Kolportiert wurde, dass dem Verordnungstext kurzfristig ein Satz
hinzugefügt worden war, an dem sich die italienischen Bedenken festgemacht
hätten: „Humanitäre Hilfsaktionen nach europäischen Standards“ sollten
nicht als „Instrumentalisierung“ gelten und entsprechend den Krisenfall
nicht auslösen können. Der Satz zielt unter anderem auf Hilfseinsätze
privater Seenotrettungs-NGOs auf dem Mittelmeer. Diese werden von Italien
seit Langem heftig kritisiert. Allerdings: Der Satz, den Piantedosi
angeblich erstmal in Ruhe studieren wollte, war schon im Text vom 13. Juli
enthalten.
## Die deutschen Zahlungen waren bekannt
[3][Dass Italien sich nun querstellt], dürfte damit zu tun haben, dass
Italiens Ministerpräsidentin Meloni angesichts der hohen Flüchtlingszahlen
Härte demonstrieren will. In den letzten Tagen war deshalb die Kritik aus
Rom an geplanten staatlichen Hilfszahlungen aus Berlin für deutsche
Seenotrettungs-NGOs größer geworden.
Dabei waren die Zahlungen bekannt. Ende 2022 hatte der Bundestag
beschlossen, dem der deutschen Evangelischen Kirche nahestehenden Verein
United4Rescue ab 2023 pauschal vier Jahre lang je 2 Millionen Euro für
Rettungseinsätze im Mittelmeer zur Verfügung zu stellen. Im Juli entschied
das Auswärtige Amt allerdings, dass die Gelder einzeln von Rettungs-NGOs
beantragt werden müssen.
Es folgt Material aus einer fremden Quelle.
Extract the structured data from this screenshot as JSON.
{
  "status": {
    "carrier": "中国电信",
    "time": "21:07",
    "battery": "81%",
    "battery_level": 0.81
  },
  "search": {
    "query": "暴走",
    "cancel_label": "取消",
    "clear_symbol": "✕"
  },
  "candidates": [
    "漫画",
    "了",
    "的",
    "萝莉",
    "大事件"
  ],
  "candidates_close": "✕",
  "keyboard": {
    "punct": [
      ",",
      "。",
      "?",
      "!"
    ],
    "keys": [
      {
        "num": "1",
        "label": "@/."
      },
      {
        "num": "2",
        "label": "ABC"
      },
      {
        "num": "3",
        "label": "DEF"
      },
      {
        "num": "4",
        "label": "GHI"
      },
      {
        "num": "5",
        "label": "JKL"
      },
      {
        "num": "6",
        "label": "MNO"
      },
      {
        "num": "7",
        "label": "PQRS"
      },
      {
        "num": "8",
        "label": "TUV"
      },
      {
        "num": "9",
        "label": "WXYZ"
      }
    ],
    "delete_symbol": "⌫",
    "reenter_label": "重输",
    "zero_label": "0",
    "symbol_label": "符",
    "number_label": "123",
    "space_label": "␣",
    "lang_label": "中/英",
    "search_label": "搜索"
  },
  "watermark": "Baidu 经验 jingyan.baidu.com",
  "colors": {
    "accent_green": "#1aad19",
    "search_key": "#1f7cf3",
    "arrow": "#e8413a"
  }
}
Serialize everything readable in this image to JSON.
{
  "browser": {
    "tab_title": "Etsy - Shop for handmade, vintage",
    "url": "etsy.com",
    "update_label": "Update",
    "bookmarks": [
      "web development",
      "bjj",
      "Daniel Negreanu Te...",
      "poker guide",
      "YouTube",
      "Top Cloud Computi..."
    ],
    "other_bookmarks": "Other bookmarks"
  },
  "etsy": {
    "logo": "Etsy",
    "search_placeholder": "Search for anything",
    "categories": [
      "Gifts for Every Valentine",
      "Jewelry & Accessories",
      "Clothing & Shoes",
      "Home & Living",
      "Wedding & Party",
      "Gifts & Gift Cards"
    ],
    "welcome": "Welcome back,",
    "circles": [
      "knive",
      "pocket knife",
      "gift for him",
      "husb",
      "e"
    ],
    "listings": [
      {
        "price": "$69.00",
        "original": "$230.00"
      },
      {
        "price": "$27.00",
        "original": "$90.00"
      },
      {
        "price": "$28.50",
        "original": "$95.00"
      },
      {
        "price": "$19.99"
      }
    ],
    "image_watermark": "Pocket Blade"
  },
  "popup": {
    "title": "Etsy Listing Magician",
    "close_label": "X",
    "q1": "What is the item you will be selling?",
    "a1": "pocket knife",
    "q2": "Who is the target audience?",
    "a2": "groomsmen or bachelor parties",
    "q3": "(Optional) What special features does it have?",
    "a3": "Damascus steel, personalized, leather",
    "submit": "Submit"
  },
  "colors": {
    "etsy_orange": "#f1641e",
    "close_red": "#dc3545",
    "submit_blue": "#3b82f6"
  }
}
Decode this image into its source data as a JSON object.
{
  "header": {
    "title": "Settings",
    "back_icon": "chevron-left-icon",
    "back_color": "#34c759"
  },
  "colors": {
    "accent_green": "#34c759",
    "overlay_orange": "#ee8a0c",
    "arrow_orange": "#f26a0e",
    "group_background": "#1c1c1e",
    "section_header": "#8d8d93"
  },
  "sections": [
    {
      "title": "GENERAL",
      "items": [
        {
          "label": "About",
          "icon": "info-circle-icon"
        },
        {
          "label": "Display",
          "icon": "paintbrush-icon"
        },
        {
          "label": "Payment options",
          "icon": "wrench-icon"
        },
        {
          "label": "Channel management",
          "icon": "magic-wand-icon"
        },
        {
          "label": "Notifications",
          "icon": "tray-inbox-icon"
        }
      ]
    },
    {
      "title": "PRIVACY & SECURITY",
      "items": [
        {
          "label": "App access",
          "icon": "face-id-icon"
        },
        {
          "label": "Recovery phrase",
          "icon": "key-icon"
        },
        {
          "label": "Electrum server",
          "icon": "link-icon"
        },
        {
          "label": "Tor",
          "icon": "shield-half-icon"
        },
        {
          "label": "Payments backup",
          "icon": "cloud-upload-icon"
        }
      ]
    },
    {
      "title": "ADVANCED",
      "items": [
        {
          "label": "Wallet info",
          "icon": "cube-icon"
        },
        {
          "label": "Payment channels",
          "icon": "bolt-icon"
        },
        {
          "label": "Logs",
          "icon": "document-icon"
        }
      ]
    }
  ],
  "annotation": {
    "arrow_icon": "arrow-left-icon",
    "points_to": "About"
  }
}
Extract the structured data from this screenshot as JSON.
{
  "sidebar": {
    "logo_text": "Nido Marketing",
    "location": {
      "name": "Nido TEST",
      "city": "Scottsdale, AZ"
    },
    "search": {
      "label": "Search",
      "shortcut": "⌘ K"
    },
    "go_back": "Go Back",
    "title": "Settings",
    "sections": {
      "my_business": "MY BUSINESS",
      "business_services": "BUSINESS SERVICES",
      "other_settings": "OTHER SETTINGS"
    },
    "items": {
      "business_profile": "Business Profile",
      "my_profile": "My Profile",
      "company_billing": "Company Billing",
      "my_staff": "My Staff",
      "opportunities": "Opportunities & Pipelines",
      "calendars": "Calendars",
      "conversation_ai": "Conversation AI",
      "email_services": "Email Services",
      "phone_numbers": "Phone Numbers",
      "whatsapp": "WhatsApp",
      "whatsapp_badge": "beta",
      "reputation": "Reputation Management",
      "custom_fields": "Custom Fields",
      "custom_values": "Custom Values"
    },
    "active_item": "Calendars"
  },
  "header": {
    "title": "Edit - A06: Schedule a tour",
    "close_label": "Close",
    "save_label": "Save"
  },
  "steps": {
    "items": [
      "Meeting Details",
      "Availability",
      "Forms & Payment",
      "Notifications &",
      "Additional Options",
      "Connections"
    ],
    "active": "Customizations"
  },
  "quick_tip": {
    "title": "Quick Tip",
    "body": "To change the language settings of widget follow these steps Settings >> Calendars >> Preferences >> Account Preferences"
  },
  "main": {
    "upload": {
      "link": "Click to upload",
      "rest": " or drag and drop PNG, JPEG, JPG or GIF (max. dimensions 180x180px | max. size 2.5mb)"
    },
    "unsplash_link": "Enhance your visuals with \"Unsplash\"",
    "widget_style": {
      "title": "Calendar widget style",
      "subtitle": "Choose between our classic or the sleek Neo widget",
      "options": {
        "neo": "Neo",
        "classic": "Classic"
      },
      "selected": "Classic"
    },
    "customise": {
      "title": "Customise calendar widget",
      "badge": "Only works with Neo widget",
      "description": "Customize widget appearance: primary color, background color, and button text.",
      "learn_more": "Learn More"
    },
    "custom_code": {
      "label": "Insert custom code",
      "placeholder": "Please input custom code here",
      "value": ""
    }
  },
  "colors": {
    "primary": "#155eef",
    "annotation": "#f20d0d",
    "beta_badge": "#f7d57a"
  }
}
Die Zahlungen für die Jahre 2024 bis 2026 wurden
in Frage gestellt. Außerdem sollten demnächst mehrere Hunderttausend Euro
an den Verein SOS Humanity gehen. Er ist 2021 aus dem Verein SOS
Méditerranée hervorgegangen, der am Donnerstag den Alternativen Nobelpreis
erhalten hat.
## Kritik kommt auch aus der Ampel
Auch Politiker:innen der Ampelparteien sehen die Krisenverordnung
derweil kritisch. Der Verordnungsentwuf setze „vor allem auf verlängerte
Registrierungsfristen, mehr Grenzverfahren und längere Unterbringung in
geschlossenen grenznahen Einrichtungen“, sagte der
SPD-Bundestagsabgeordnete Hakan Demir. Er sei „skeptisch“, dass das die
richtige Antwort auf die Ankunft vieler Schutzsuchender sei. Gut sei, dass
– anders als zuvor geplant – die Verordnung nur nach Prüfung durch eine
Kommission und auf Beschluss des Rates aktiviert werden könne.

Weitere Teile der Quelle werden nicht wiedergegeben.